Avishai Margalit

Avishai Margalit (Jerusalem, 1939) is Professor Emeritus of Philosophy at the Hebrew University of Jerusalem. He has been a visiting professor at numerous international universities and since 2006 he has been George F. Kennan Professor at the Institute for Advanced Study at Princeton (USA). He is also a member of the Centre for the Study of Rationality at the Hebrew University of Jerusalem. In 1999 he gave the Horkheimer Lectures at Frankfurt University and in 2005 the Tanner Lectures at Stanford University. For years, he has been a contributor to the New York Review of Books

At the beginning of his career, Margalit worked on topics such as the philosophy of language and the concept of rationality. Over time, however, his research interests eventually turned to political philosophy, the philosophy of religion and culture, and the philosophical implications of social and cognitive psychology.

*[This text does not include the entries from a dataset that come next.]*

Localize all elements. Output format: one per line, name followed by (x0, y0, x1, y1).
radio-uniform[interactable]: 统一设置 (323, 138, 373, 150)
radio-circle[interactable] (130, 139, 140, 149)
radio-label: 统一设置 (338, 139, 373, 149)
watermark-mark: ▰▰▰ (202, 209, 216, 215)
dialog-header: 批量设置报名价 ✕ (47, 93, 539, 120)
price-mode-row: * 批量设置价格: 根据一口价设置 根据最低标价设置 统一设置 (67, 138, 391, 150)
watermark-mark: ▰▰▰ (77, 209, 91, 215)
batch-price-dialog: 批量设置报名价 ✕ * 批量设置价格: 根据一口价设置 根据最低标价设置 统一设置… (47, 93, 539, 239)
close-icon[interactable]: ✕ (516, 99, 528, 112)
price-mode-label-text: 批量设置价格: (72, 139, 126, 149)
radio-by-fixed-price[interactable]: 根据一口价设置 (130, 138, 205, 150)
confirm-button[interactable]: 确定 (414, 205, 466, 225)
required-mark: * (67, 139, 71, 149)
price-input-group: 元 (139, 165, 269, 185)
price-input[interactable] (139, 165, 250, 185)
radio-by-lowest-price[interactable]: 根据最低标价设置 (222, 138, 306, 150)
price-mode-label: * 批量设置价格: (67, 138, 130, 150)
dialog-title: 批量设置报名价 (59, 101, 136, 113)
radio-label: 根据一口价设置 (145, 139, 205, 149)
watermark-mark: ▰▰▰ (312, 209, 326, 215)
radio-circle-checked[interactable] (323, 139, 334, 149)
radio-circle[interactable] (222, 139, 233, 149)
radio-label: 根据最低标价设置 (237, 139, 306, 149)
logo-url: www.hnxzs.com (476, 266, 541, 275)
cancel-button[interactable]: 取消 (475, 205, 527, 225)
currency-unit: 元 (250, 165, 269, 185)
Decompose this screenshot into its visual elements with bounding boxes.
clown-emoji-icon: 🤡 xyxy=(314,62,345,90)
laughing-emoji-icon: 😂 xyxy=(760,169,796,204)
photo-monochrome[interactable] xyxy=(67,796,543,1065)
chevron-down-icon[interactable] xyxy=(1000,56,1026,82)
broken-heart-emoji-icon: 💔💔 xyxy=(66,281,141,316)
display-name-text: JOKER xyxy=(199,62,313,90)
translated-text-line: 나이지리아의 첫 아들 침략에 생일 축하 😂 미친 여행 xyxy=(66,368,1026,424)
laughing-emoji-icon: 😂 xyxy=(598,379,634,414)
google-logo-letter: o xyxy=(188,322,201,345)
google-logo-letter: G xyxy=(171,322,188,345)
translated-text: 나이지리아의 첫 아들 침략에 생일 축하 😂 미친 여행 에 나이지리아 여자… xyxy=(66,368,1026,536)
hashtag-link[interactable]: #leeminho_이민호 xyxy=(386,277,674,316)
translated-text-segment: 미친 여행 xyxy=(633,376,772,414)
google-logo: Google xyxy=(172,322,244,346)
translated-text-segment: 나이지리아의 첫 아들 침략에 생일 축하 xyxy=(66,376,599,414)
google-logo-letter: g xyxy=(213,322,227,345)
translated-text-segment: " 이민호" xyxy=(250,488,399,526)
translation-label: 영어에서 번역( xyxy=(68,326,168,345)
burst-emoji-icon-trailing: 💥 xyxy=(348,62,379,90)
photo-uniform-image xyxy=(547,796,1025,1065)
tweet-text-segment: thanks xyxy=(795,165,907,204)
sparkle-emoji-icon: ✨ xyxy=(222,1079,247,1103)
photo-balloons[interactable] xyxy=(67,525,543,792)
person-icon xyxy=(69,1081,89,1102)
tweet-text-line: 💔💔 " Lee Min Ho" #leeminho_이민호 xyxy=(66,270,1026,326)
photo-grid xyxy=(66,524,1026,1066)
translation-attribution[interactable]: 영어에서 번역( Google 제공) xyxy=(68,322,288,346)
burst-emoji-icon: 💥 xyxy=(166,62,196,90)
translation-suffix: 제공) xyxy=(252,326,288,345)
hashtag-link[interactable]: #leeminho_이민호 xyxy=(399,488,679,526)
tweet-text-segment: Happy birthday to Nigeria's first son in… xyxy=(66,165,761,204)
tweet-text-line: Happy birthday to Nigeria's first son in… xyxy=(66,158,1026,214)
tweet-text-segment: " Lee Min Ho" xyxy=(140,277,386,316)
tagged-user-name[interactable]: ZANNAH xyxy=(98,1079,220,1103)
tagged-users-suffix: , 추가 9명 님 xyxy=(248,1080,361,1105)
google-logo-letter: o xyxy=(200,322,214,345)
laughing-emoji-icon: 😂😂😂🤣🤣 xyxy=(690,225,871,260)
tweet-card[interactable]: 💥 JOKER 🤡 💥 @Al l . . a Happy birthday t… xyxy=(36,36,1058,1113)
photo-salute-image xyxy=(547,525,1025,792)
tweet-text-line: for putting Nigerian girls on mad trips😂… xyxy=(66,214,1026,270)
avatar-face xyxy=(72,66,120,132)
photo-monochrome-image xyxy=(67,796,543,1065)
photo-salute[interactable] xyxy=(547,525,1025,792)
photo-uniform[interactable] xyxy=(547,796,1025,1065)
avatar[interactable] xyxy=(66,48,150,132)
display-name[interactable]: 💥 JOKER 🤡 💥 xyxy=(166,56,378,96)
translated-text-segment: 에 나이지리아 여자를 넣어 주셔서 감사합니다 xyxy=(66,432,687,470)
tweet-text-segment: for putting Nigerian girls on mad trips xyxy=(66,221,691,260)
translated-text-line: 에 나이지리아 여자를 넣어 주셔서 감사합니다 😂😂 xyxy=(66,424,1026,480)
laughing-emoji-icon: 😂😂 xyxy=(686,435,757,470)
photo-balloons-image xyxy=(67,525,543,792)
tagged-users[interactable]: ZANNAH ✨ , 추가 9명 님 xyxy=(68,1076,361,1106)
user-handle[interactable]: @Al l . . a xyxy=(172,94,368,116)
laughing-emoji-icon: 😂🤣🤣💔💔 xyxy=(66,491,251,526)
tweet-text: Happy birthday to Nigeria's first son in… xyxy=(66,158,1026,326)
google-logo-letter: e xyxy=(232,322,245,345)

In addition to working as a philosopher, Margalit has been an activist in political issues mainly related to the Palestinian conflict. Thus, for example, in 1975 he took part in the founding of the Israeli Council for Israeli-Palestinian Peace, in 1978 he was one of the leaders of Peace Now, and during the 1990s he was on the board of B’Tselem, the Israeli Information Centre for Human Rights in the Occupied Territories. 

In addition to academic articles, he has published the books Idolatry (with Moshe Halbertal, 1992), The Decent Society (1996), Views in Review: Politics and Culture in the State of the Jews (1998), The Ethics of Memory (2002), Occidentalism: The West in the Eyes of Its Enemies (written with Ian Buruma, 2004), On Compromise and Rotten Compromises (2009) and On Betrayal (2017).

Margalit has received several awards and distinctions, including the Spinoza Lens Prize (2001), the Israel Prize for Philosophy (2010) and the Ernst Bloch Prize (2012).